This guest post is from Helen Webster, an academic developer at Anglia Ruskin University. She’s particularly interested in digital literacy in Higher Education and has run several online programmes on social media for academics and students.
It’s long been recognised that digital technology has huge potential to enhance and even to revolutionise education, from the educational TV of the 1960s to the Virtual Learning Environments of the 1990s. Most recently, the Open Education movement promotes the use of Creative Commons licenses to allow learners and educators to use materials without falling foul of copyright legislation, and outside of traditional education contexts like universities. The latest innovation to capture the imagination of students, educators and the press are MOOCs – Massive Open Online Courses, offered for free by universities and other providers to as many students across the world as want to take them, packaging high quality content into a wide variety of interesting courses. You already have some MOOC experience – 23Things for Research is itself a sort of MOOC! Although the University of Oxford doesn’t officially participate in MOOCs currently, it does provide a wide range of OERs – Open Educational Resources – via Open Spires
But what makes the latest digital innovations in online learning so exciting is that social media enables learners to create, participate and share online, instead of just passively consuming educational content. We know that people learn something best when they’re actively exploring new ideas or solving problems together, rather than just being told about it or reading about it. And social media platforms facilitate this interactive learning via social networking tools, blogs, wikis, video and audio creating platforms, cloud storage and content curation, social bookmarking – all the tools, in fact, that you’re exploring in this programme!

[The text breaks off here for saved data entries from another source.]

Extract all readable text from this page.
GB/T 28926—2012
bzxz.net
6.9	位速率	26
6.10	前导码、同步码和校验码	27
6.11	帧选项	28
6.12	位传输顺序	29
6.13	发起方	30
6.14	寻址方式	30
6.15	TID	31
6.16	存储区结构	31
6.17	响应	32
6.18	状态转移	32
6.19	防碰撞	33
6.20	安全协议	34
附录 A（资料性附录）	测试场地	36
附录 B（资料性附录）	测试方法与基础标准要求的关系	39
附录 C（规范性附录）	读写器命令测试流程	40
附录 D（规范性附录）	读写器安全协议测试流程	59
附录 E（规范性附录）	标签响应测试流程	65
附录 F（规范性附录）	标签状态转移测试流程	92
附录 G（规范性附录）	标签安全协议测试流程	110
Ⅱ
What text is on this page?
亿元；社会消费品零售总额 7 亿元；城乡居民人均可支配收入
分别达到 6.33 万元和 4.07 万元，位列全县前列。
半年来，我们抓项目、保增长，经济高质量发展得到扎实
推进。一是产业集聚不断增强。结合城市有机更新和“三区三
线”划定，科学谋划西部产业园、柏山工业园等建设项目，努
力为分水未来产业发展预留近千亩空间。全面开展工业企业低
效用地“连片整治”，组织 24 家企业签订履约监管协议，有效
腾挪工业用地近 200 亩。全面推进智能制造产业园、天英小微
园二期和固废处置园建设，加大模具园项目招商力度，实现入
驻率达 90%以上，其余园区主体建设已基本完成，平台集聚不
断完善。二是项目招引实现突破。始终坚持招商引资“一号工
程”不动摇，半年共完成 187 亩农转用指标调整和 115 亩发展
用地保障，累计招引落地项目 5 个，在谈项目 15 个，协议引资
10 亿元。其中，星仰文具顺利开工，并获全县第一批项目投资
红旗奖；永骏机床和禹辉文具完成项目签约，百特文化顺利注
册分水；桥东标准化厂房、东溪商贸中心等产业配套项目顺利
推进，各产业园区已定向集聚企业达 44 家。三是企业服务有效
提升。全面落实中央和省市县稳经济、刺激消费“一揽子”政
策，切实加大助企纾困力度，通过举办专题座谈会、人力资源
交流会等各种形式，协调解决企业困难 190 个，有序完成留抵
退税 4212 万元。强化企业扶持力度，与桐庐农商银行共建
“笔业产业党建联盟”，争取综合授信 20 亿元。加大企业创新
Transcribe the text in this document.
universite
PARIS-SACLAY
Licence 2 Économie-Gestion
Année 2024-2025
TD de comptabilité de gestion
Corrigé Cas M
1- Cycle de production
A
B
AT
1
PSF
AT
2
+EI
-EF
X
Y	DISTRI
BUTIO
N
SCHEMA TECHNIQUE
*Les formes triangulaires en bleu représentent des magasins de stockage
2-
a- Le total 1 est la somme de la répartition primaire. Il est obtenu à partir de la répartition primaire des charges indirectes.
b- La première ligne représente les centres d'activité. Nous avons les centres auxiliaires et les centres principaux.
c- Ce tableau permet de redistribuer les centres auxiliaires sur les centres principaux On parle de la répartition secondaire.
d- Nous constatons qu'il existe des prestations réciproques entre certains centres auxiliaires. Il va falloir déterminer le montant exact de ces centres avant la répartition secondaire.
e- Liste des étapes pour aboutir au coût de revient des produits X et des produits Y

Whether you’re participating in a MOOC or using online resources as part of informal professional development or to supplement your formal education, here are some suggestions for making social media an effective part of your learning approach:
Build a Personal Learning Network: Use networking platforms such as Twitter, Facebook or LinkedIn to connect to people who are interested in the same things, and who will share resources which may be useful to you. If you manage your learning network well, your Twitter or Facebook feed can become a stream of interesting, relevant and useful resources which people have shared or sent your way.
Curate and manage: Make sure you have a robust system for finding interesting content again when you’ve discovered it, using curation apps like Pocket, Mendeley, Evernote or Delicious (editor’s note to participants: most of these these aren’t an official ‘Thing’, but we’ll cover them a bit in Week 8). That way, you’ll be able to dig it out again for yourself or for others when you need to. Use tagging and metadata well, and you’ll not only be able to build up a personal library of resources, but you’ll be able to curate and share a collection which others will find useful too.
Create and share: You can learn quite a lot by lurking online and consuming content, but you will learn even more by making things yourself. Blogging, tweeting, creating and sharing Slideshares, infographics or videos will help you to process and articulate what you’ve learned at a deeper level, and well as developing your digital skills. What’s more, by sharing these artefacts, you’ll be helping others to learn from you, getting feedback from them on your own learning, evidencing your development and promoting your expertise. Many of these tools make it easy to create and share materials, meaning that it’s not just teachers and publishers these days who get to make learning materials; learner-generated materials are just as valuable a part of the process. It’s certainly more creative than just writing essays!
Interact and participate: Liking, sharing, retweeting and better still, responding, commenting and reblogging will help to build connections between you and others in your personal learning network. These social networks thrive on reciprocity, and your feedback, questions and encouragement will not only help others to learn, but will help you develop your own critical skills, start useful conversations and make new contacts to collaborate and share with. As well as making it more likely that others will do the same for you!
The internet has vast potential as a learning resource, but that is greatly increased when it’s not just a ‘broadcast’ medium through which you can passively consume content, but a social space where you participate, interact and contribute to the learning resources available.